En “El dilema de Dante” se replantea la
relación del poeta con su amada, y en un afortunado final se pregunta qué hubiera preferido
éste: si escribir la Divina comedia o haberse casado y formado una familia con Beatriz. Y se vale
de la fábula o de la parábola, como ocurre en
el titulado “Parábola de los dos ejércitos”, para
trastocar el género, pues no aparece ninguna
moraleja explícita, sino que, en todo caso, debe
ser el lector quien la encuentre.

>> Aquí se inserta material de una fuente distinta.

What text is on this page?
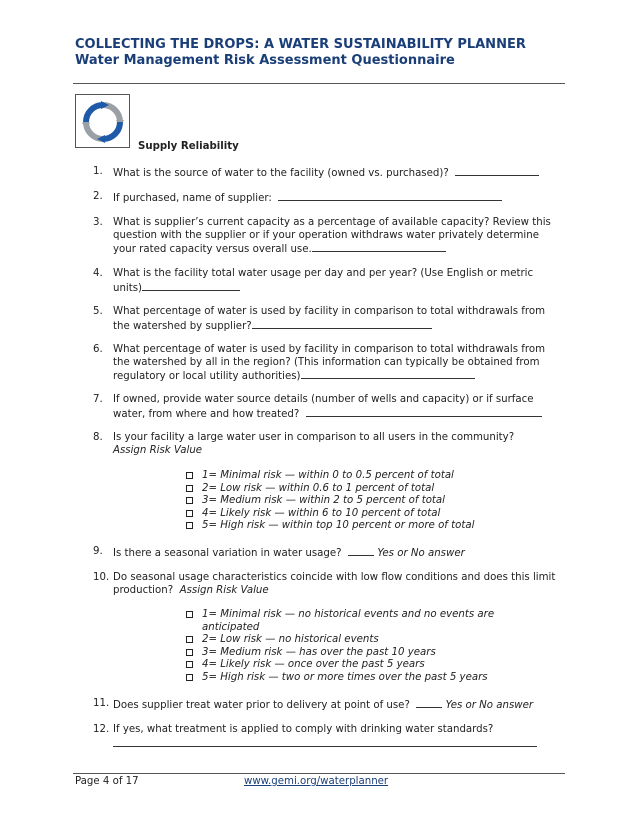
COLLECTING THE DROPS: A WATER SUSTAINABILITY PLANNER
Water Management Risk Assessment Questionnaire
Supply Reliability
1. What is the source of water to the facility (owned vs. purchased)?
2. If purchased, name of supplier:
3. What is supplier’s current capacity as a percentage of available capacity? Review this question with the supplier or if your operation withdraws water privately determine your rated capacity versus overall use.
4. What is the facility total water usage per day and per year? (Use English or metric units)
5. What percentage of water is used by facility in comparison to total withdrawals from the watershed by supplier?
6. What percentage of water is used by facility in comparison to total withdrawals from the watershed by all in the region? (This information can typically be obtained from regulatory or local utility authorities)
7. If owned, provide water source details (number of wells and capacity) or if surface water, from where and how treated?
8. Is your facility a large water user in comparison to all users in the community?
Assign Risk Value
1= Minimal risk — within 0 to 0.5 percent of total
2= Low risk — within 0.6 to 1 percent of total
3= Medium risk — within 2 to 5 percent of total
4= Likely risk — within 6 to 10 percent of total
5= High risk — within top 10 percent or more of total
9. Is there a seasonal variation in water usage?	Yes or No answer
10. Do seasonal usage characteristics coincide with low flow conditions and does this limit production? Assign Risk Value
1= Minimal risk — no historical events and no events are anticipated
2= Low risk — no historical events
3= Medium risk — has over the past 10 years
4= Likely risk — once over the past 5 years
5= High risk — two or more times over the past 5 years
11. Does supplier treat water prior to delivery at point of use?	Yes or No answer
12. If yes, what treatment is applied to comply with drinking water standards?
Page 4 of 17	www.gemi.org/waterplanner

O utiliza las frases hechas, otro recurso habitual del microrrelato, como es el caso de “Atlántida”, donde un
acontecer sorprendente se zanja con un escéptico lugar común, y “Laconismo”, cuyo título es
también definición.
Moyano, en suma, mitifica, pero también
desmitifica, así sucede en el titulado “Desmitificación”, donde el conocimiento directo de un
monstruo mitológico y de una sirena los deja
reducidos a poca cosa, una vez perdido su mis-
terio: “la carne fofa, los pechos caídos, su fealdad era tal —describe a la sirena, con humor
hiperrealista— que ningún marinero podría
haberse enamorado nunca de ella. Además, por
mucho que se obstinase en demostrar lo contrario, tenía una forma horrible de cantar” (p. 81).

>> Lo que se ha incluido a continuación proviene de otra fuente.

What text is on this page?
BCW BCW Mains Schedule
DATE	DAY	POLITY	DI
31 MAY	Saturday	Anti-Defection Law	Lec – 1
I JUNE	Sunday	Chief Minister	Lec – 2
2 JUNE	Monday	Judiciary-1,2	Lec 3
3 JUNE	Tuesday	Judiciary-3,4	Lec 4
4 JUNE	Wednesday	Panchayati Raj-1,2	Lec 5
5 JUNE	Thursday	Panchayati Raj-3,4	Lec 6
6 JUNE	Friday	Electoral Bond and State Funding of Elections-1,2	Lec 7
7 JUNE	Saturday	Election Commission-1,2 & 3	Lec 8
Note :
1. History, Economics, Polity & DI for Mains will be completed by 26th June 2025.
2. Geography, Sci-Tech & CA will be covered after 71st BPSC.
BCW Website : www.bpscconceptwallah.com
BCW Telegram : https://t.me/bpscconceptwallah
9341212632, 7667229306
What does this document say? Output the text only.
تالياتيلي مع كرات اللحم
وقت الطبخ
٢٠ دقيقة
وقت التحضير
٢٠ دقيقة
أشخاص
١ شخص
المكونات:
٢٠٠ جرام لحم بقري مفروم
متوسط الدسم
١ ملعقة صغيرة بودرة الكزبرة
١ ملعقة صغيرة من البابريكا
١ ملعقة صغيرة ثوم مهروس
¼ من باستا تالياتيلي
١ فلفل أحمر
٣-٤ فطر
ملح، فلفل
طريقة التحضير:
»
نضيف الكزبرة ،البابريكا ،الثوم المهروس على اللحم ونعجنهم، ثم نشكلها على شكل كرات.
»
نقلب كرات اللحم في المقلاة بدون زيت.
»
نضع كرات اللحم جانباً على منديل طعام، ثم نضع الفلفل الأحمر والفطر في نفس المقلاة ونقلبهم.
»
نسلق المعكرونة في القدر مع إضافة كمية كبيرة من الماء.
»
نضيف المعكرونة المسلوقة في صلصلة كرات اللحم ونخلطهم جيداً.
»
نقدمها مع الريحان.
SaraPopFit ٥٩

No todos los microrrelatos, sin embargo, son
fantásticos, puesto que el autor no desdeña el
realismo. Así, por ejemplo, en la fábula titulada
“El punto de vista”, tanto el asno que mueve la
noria como un empleado comparten una humillante existencia común, con la única diferencia
de que sólo el animal parece ser consciente de
ello.
Si bien, de acuerdo con lo apuntado, predomina en este libro la excelencia, no me parece
en cambio bien resuelto “El dragón”, pues tiene
un final decepcionante que contrasta con su
brillante desarrollo. Y algo semejante le ocurre
a “Theatrum mundi”, en donde el desenlace resulta demasiado brusco y explícito, por lo que
me parece que la narración hubiera admitido
un tratamiento mayor. Tampoco considero a la
altura del conjunto “Doppelgänger” y “Ladrones
de arte”, por ser demasiado obvios.
Manuel Moyano, asimismo, se vale de
diversas voces narradoras, desde la omnisciente
hasta —digamos— la maravillosa, representada por la estatua de un jardín en “Jardín abandonado”, y juega con el tiempo o el misterio (en
“De entre los muertos” se plantea cómo logra
escapar un hombre de su ataúd de plomo, sumergido bajo una espesa capa de hormigón,
una lápida de basalto de cuatro toneladas y un
conjuro que creían infalible), para mostrarnos
diversas paradojas, visibles también en “Perennidad”, en la obsesión por la identidad y el azar
(“Equipajes”), o en “Luna pálida”, donde un
cierto emperador se muestra tan sensible como
despiadado.
Dentro de la rica tradición que constituyen Kafka, Borges, Cortázar, Ítalo Calvino,
Monterroso, Álvaro Cunqueiro, Juan Perucho
y, según puede observarse en “Diálogo”, entre
otros textos, de Javier Tomeo, en los microrrelatos de nuestro autor se baraja realidad y
fantasía, decantándose por esta última, de lo
que son buena prueba “Despertar”, en el que lo
cotidiano alcanza los ribetes de un mal sueño,
y “Ártico”, donde la ficción de un loco, del que
unos individuos se ríen siguiéndole la corriente —pues ha confundido un banco del parque
con una piragua con la que dice viajar por el
polo—, acaba imponiéndose a la supuesta verdad de los cuerdos burlones. Manuel Moyano,
en suma, nos muestran en su Teatro de ceniza la
complejidad de la existencia, junto con otras posibilidades plausibles de la historia, lo que hay
más allá de la mera apariencia de las cosas, y
algunos de los pliegues que se esconden tras la
realidad, la imaginación y los ensueños.
Manuel Moyano, Teatro de ceniza, Palencia, Menoscuarto, 2011.